The good news is that if you have vast swaths of the game world unexplored, as my newly minted level 80 boosted ranger does, you’re going to have a much easier time doing so. The raptor and hopper mounts perform their jobs excellently, jumping long distances and leaping to extreme heights with ease. On the other hand, those of you who meticulously took the time to complete all those difficult jumping puzzles might not be happy to find out that they’ve all been made trivial and mostly useless thanks to a mount that can leap 50 feet in the air or a raptor that can just bypass a jumping puzzle.

Granted, these abilities already exists in one fashion or another, but Path of Fire basically takes all of that and wraps it up into four mounts and hands them to everyone, regardless of your ownership of Heart of Thorns.

#3: Telling A Story With A Punch

Five years later, I still can’t tell whether I like or hate story boss fights in Guild Wars 2. They remind me of the opening sequence of Game of Thrones, in that if I’m in the right mood, they are epic and just the right length.

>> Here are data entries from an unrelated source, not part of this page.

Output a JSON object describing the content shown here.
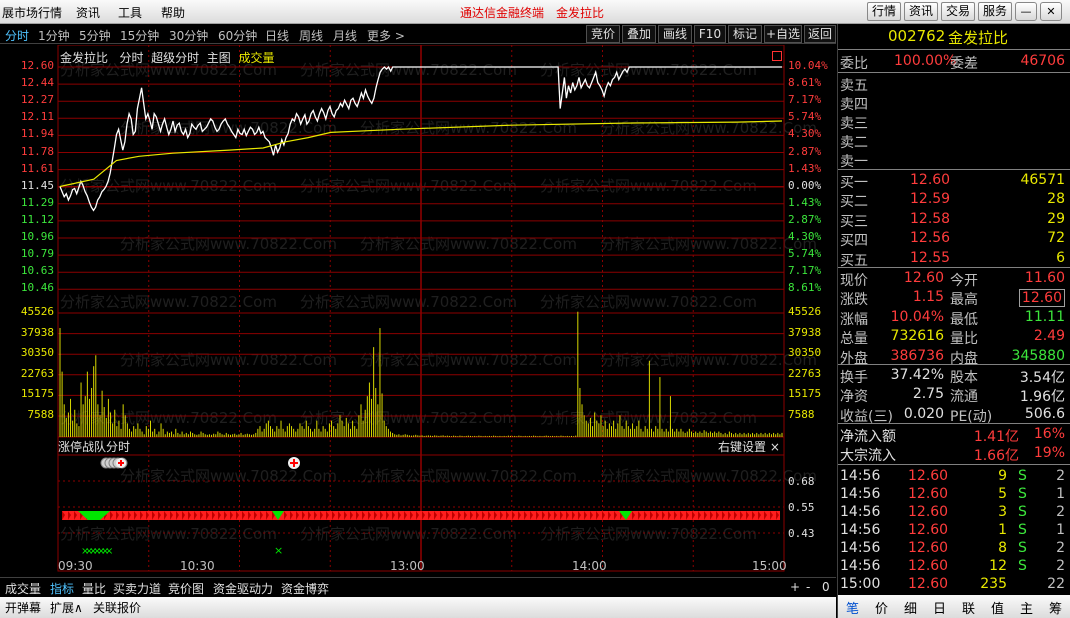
{
  "titlebar": {
    "menu": [
      "展市场行情",
      "资讯",
      "工具",
      "帮助"
    ],
    "center": [
      "通达信金融终端",
      "金发拉比"
    ],
    "buttons": [
      "行情",
      "资讯",
      "交易",
      "服务"
    ],
    "win": [
      "—",
      "✕"
    ]
  },
  "periods": [
    "分时",
    "1分钟",
    "5分钟",
    "15分钟",
    "30分钟",
    "60分钟",
    "日线",
    "周线",
    "月线",
    "更多 >"
  ],
  "tools": [
    "竞价",
    "叠加",
    "画线",
    "F10",
    "标记",
    "+自选",
    "返回"
  ],
  "chart": {
    "header": [
      "金发拉比",
      "分时",
      "超级分时",
      "主图"
    ],
    "header_volume": "成交量",
    "price_labels": [
      "12.60",
      "12.44",
      "12.27",
      "12.11",
      "11.94",
      "11.78",
      "11.61",
      "11.45",
      "11.29",
      "11.12",
      "10.96",
      "10.79",
      "10.63",
      "10.46"
    ],
    "pct_labels": [
      "10.04%",
      "8.61%",
      "7.17%",
      "5.74%",
      "4.30%",
      "2.87%",
      "1.43%",
      "0.00%",
      "1.43%",
      "2.87%",
      "4.30%",
      "5.74%",
      "7.17%",
      "8.61%"
    ],
    "vol_labels": [
      "45526",
      "37938",
      "30350",
      "22763",
      "15175",
      "7588"
    ],
    "indicator_title": "涨停战队分时",
    "indicator_setting": "右键设置",
    "indicator_close": "×",
    "indicator_labels": [
      "0.68",
      "0.55",
      "0.43"
    ],
    "time_labels": [
      "09:30",
      "10:30",
      "13:00",
      "14:00",
      "15:00"
    ],
    "watermark": "分析家公式网www.70822.Com",
    "price_line": [
      11.45,
      11.4,
      11.35,
      11.38,
      11.32,
      11.36,
      11.42,
      11.43,
      11.38,
      11.44,
      11.5,
      11.46,
      11.4,
      11.36,
      11.3,
      11.25,
      11.22,
      11.25,
      11.32,
      11.35,
      11.4,
      11.42,
      11.45,
      11.5,
      11.58,
      11.7,
      11.82,
      11.95,
      12.0,
      11.9,
      11.8,
      11.88,
      12.05,
      12.15,
      12.1,
      11.95,
      11.98,
      12.2,
      12.3,
      12.4,
      12.25,
      12.1,
      12.15,
      12.08,
      12.0,
      12.15,
      12.12,
      12.05,
      11.98,
      12.05,
      12.1,
      12.02,
      11.95,
      12.0,
      12.08,
      11.98,
      12.04,
      12.06,
      11.98,
      11.95,
      12.0,
      11.92,
      11.96,
      12.05,
      12.02,
      12.0,
      12.04,
      12.06,
      11.98,
      12.0,
      12.02,
      12.06,
      12.1,
      12.08,
      12.02,
      11.98,
      12.0,
      12.05,
      12.08,
      12.1,
      12.05,
      12.02,
      11.98,
      11.95,
      11.92,
      12.0,
      11.96,
      11.95,
      12.0,
      11.94,
      11.98,
      12.02,
      12.0,
      11.95,
      11.97,
      12.02,
      11.96,
      11.98,
      11.92,
      11.9,
      11.88,
      11.82,
      11.75,
      11.85,
      11.78,
      11.82,
      11.9,
      11.85,
      11.92,
      11.96,
      12.05,
      12.1,
      12.08,
      12.15,
      12.12,
      12.05,
      12.1,
      12.14,
      12.05,
      12.08,
      12.15,
      12.18,
      12.12,
      12.08,
      12.15,
      12.2,
      12.16,
      12.1,
      12.18,
      12.22,
      12.15,
      12.12,
      12.18,
      12.2,
      12.25,
      12.22,
      12.28,
      12.24,
      12.2,
      12.28,
      12.3,
      12.25,
      12.22,
      12.28,
      12.35,
      12.3,
      12.38,
      12.32,
      12.28,
      12.25,
      12.3,
      12.4,
      12.48,
      12.55,
      12.58,
      12.6,
      12.58,
      12.6,
      12.56,
      12.6,
      12.6,
      12.6,
      12.6,
      12.6,
      12.6,
      12.6,
      12.6,
      12.6,
      12.6,
      12.6,
      12.6,
      12.6,
      12.6,
      12.6,
      12.6,
      12.6,
      12.6,
      12.6,
      12.6,
      12.6,
      12.6,
      12.6,
      12.6,
      12.6,
      12.6,
      12.6,
      12.6,
      12.6,
      12.6,
      12.6,
      12.6,
      12.6,
      12.6,
      12.6,
      12.6,
      12.6,
      12.6,
      12.6,
      12.6,
      12.6,
      12.6,
      12.6,
      12.6,
      12.6,
      12.6,
      12.6,
      12.6,
      12.6,
      12.6,
      12.6,
      12.6,
      12.6,
      12.6,
      12.6,
      12.6,
      12.6,
      12.6,
      12.6,
      12.6,
      12.6,
      12.6,
      12.6,
      12.6,
      12.6,
      12.6,
      12.6,
      12.6,
      12.6,
      12.6,
      12.6,
      12.6,
      12.6,
      12.6,
      12.6,
      12.6,
      12.6,
      12.6,
      12.6,
      12.6,
      12.2,
      12.35,
      12.5,
      12.3,
      12.42,
      12.35,
      12.45,
      12.38,
      12.42,
      12.5,
      12.4,
      12.44,
      12.48,
      12.42,
      12.4,
      12.45,
      12.5,
      12.55,
      12.45,
      12.42,
      12.38,
      12.32,
      12.4,
      12.45,
      12.42,
      12.48,
      12.5,
      12.55,
      12.48,
      12.52,
      12.56,
      12.58,
      12.55,
      12.6,
      12.6,
      12.6,
      12.6,
      12.6,
      12.6,
      12.6,
      12.6,
      12.6,
      12.6,
      12.6,
      12.6,
      12.6,
      12.6,
      12.6,
      12.6,
      12.6,
      12.6,
      12.6,
      12.6,
      12.6,
      12.6,
      12.6,
      12.6,
      12.6,
      12.6,
      12.6,
      12.6,
      12.6,
      12.6,
      12.6,
      12.6,
      12.6,
      12.6,
      12.6,
      12.6,
      12.6,
      12.6,
      12.6,
      12.6,
      12.6,
      12.6,
      12.6,
      12.6,
      12.6,
      12.6,
      12.6,
      12.6,
      12.6,
      12.6,
      12.6,
      12.6,
      12.6,
      12.6,
      12.6,
      12.6,
      12.6,
      12.6,
      12.6,
      12.6,
      12.6,
      12.6,
      12.6,
      12.6,
      12.6,
      12.6,
      12.6,
      12.6,
      12.6,
      12.6,
      12.6,
      12.6,
      12.6,
      12.6
    ],
    "avg_line_points": [
      [
        0,
        11.45
      ],
      [
        30,
        11.52
      ],
      [
        50,
        11.7
      ],
      [
        70,
        11.74
      ],
      [
        100,
        11.77
      ],
      [
        150,
        11.8
      ],
      [
        180,
        11.82
      ],
      [
        200,
        11.88
      ],
      [
        220,
        11.92
      ],
      [
        240,
        11.97
      ],
      [
        300,
        12.0
      ],
      [
        400,
        12.04
      ],
      [
        500,
        12.06
      ],
      [
        600,
        12.07
      ],
      [
        640,
        12.08
      ]
    ],
    "volumes": [
      40000,
      24000,
      12000,
      7000,
      9000,
      14000,
      6000,
      10000,
      5000,
      4000,
      20000,
      12000,
      15000,
      24000,
      14000,
      18000,
      26000,
      30000,
      12000,
      8000,
      17000,
      11000,
      7000,
      14000,
      9000,
      5000,
      10000,
      4000,
      6000,
      3000,
      12000,
      8000,
      5000,
      3000,
      2000,
      4000,
      3000,
      5000,
      3000,
      2000,
      1000,
      4000,
      3000,
      6000,
      2000,
      3000,
      1000,
      2000,
      5000,
      3000,
      1000,
      2000,
      1500,
      2000,
      1000,
      3000,
      1500,
      1000,
      2000,
      1000,
      1500,
      1000,
      2000,
      1500,
      1000,
      800,
      1000,
      2000,
      1500,
      1000,
      800,
      1000,
      800,
      1200,
      1000,
      2000,
      1500,
      1000,
      800,
      1500,
      1000,
      800,
      1000,
      1200,
      800,
      1000,
      1500,
      800,
      1000,
      1200,
      1000,
      800,
      1000,
      1500,
      3000,
      4000,
      2000,
      3000,
      5000,
      6000,
      4000,
      3000,
      2000,
      4000,
      3000,
      6000,
      3000,
      2000,
      4000,
      5000,
      4000,
      3000,
      2000,
      3000,
      5000,
      4000,
      3000,
      6000,
      4000,
      3000,
      2000,
      3000,
      6000,
      3000,
      2000,
      4000,
      3000,
      2000,
      5000,
      6000,
      4000,
      3000,
      5000,
      8000,
      6000,
      4000,
      7000,
      5000,
      3000,
      6000,
      4000,
      3000,
      8000,
      12000,
      6000,
      10000,
      15000,
      20000,
      14000,
      33000,
      18000,
      12000,
      40000,
      16000,
      6000,
      4000,
      3000,
      2000,
      1500,
      1000,
      800,
      1000,
      600,
      800,
      1000,
      800,
      600,
      500,
      600,
      800,
      600,
      500,
      600,
      400,
      500,
      600,
      500,
      400,
      600,
      500,
      400,
      500,
      600,
      400,
      500,
      400,
      300,
      500,
      400,
      300,
      500,
      400,
      300,
      400,
      500,
      400,
      300,
      400,
      300,
      500,
      400,
      300,
      400,
      300,
      400,
      300,
      500,
      400,
      300,
      400,
      300,
      400,
      300,
      500,
      400,
      300,
      400,
      300,
      500,
      400,
      300,
      400,
      300,
      400,
      300,
      500,
      400,
      300,
      400,
      300,
      400,
      500,
      400,
      300,
      400,
      300,
      400,
      300,
      500,
      400,
      300,
      400,
      300,
      400,
      300,
      500,
      46000,
      18000,
      12000,
      8000,
      6000,
      5000,
      7000,
      4000,
      9000,
      6000,
      5000,
      8000,
      4000,
      6000,
      3000,
      5000,
      4000,
      6000,
      3000,
      5000,
      8000,
      4000,
      3000,
      6000,
      4000,
      3000,
      5000,
      3000,
      4000,
      6000,
      3000,
      2000,
      4000,
      3000,
      2000,
      3000,
      2000,
      4000,
      3000,
      2000,
      3000,
      2000,
      3000,
      2000,
      4000,
      3000,
      2000,
      3000,
      2000,
      3000,
      2000,
      1500,
      2000,
      3000,
      2000,
      1500,
      2000,
      1500,
      2000,
      1500,
      2500,
      2000,
      1500,
      2000,
      1500,
      2000,
      1500,
      2000,
      1500,
      1000,
      1500,
      1000,
      2000,
      1500,
      1000,
      1500,
      1000,
      1500,
      1000,
      1500,
      1000,
      1500,
      1000,
      1500,
      1000,
      1500,
      1000,
      1500,
      1000,
      1500,
      1000,
      1500,
      1000,
      1500,
      1000,
      1500,
      1000,
      1500
    ],
    "extra_volume_spikes": [
      [
        280,
        28000
      ],
      [
        285,
        22000
      ],
      [
        290,
        15000
      ],
      [
        430,
        12000
      ],
      [
        440,
        8000
      ],
      [
        450,
        25000
      ],
      [
        460,
        30000
      ]
    ]
  },
  "right": {
    "code": "002762",
    "name": "金发拉比",
    "weibi_label": "委比",
    "weibi_val": "100.00%",
    "weicha_label": "委差",
    "weicha_val": "46706",
    "sells": [
      "卖五",
      "卖四",
      "卖三",
      "卖二",
      "卖一"
    ],
    "buys": [
      {
        "l": "买一",
        "p": "12.60",
        "v": "46571"
      },
      {
        "l": "买二",
        "p": "12.59",
        "v": "28"
      },
      {
        "l": "买三",
        "p": "12.58",
        "v": "29"
      },
      {
        "l": "买四",
        "p": "12.56",
        "v": "72"
      },
      {
        "l": "买五",
        "p": "12.55",
        "v": "6"
      }
    ],
    "stats": [
      {
        "a": "现价",
        "b": "12.60",
        "c": "今开",
        "d": "11.60"
      },
      {
        "a": "涨跌",
        "b": "1.15",
        "c": "最高",
        "d": "12.60"
      },
      {
        "a": "涨幅",
        "b": "10.04%",
        "c": "最低",
        "d": "11.11"
      },
      {
        "a": "总量",
        "b": "732616",
        "c": "量比",
        "d": "2.49"
      },
      {
        "a": "外盘",
        "b": "386736",
        "c": "内盘",
        "d": "345880"
      }
    ],
    "stats2": [
      {
        "a": "换手",
        "b": "37.42%",
        "c": "股本",
        "d": "3.54亿"
      },
      {
        "a": "净资",
        "b": "2.75",
        "c": "流通",
        "d": "1.96亿"
      },
      {
        "a": "收益(三)",
        "b": "0.020",
        "c": "PE(动)",
        "d": "506.6"
      }
    ],
    "flow": [
      {
        "a": "净流入额",
        "b": "1.41亿",
        "c": "16%"
      },
      {
        "a": "大宗流入",
        "b": "1.66亿",
        "c": "19%"
      }
    ],
    "ticks": [
      {
        "t": "14:56",
        "p": "12.60",
        "v": "9",
        "s": "S",
        "n": "2"
      },
      {
        "t": "14:56",
        "p": "12.60",
        "v": "5",
        "s": "S",
        "n": "1"
      },
      {
        "t": "14:56",
        "p": "12.60",
        "v": "3",
        "s": "S",
        "n": "2"
      },
      {
        "t": "14:56",
        "p": "12.60",
        "v": "1",
        "s": "S",
        "n": "1"
      },
      {
        "t": "14:56",
        "p": "12.60",
        "v": "8",
        "s": "S",
        "n": "2"
      },
      {
        "t": "14:56",
        "p": "12.60",
        "v": "12",
        "s": "S",
        "n": "2"
      },
      {
        "t": "15:00",
        "p": "12.60",
        "v": "235",
        "s": "",
        "n": "22"
      }
    ],
    "tabs": [
      "笔",
      "价",
      "细",
      "日",
      "联",
      "值",
      "主",
      "筹"
    ]
  },
  "bottom": {
    "tabs": [
      "成交量",
      "指标",
      "量比",
      "买卖力道",
      "竞价图",
      "资金驱动力",
      "资金博弈"
    ],
    "right": [
      "+",
      "-",
      "0"
    ],
    "tabs2": [
      "开弹幕",
      "扩展∧",
      "关联报价"
    ]
  },
  "colors": {
    "red": "#ff3232",
    "green": "#00e600",
    "yellow": "#e8e800",
    "white": "#ffffff",
    "grid": "#8b0000",
    "label_red": "#ff3c3c"
  }
}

Other times they can seem cumbersome and overly dragged out.

One of the bosses you’ll fight against during the Path of Fire story is the Herald of Balthazar in Act 1. Personally I hated this character, not because of the character itself but for its game mechanics. There is no thought to most of the Herald’s fights, you just pummel her uselessly with attacks while she goes around murdering the people you’re trying to save. I get it, and although clumsy the presence of no-win situations is a nice addition. Who wants the protagonist to come out on top at all chapters of the story?

Otherwise the story boss fights are pretty grand, more than a simple “do more damage than the other guy until one of you is dead.” Fights against Balthazar become desperate, as he continues to make the field more dangerous. One boss I fought against had a mechanic where he would summon allies, and if you didn’t beat them fast enough he would siphon their energy and replenish some of his health. One thing Guild Wars 2 does great with its story boss fights is making that 10 minute fight seem like a real struggle, making you hate the giant bastard after you finally think you’re making progress only for Balthazar to show up and start wrecking your stuff while taunting you the whole time. After a while you realize that it’s not so much frustration at game mechanics that you’re feeling but actual immersion in the world and its inhabitants.

I eagerly await Season 4 and how the story will continue going forward.

#4: Closing Thoughts

In summary, Path of Fire is exactly what you would want out of an expansion. It adds a bunch of new content, reasons to log back in and keep playing, while keeping your existing toys more or less intact. The Crystal Desert is a beautiful place to roam around in with tons to do. There is more content coming with Path of Fire that simply hasn’t been unlocked yet, but we’ll be doing an updated look when it does.

Verdict: 4.5/5 – I loved the story of Path of Fire, and the mounts are a positive addition to the game. Arenanet avoided a major pitfall by not diluting the world with flying mounts. It’s impressive to see how far the story has come, via a series of flashbacks in Path of Fire’s main story.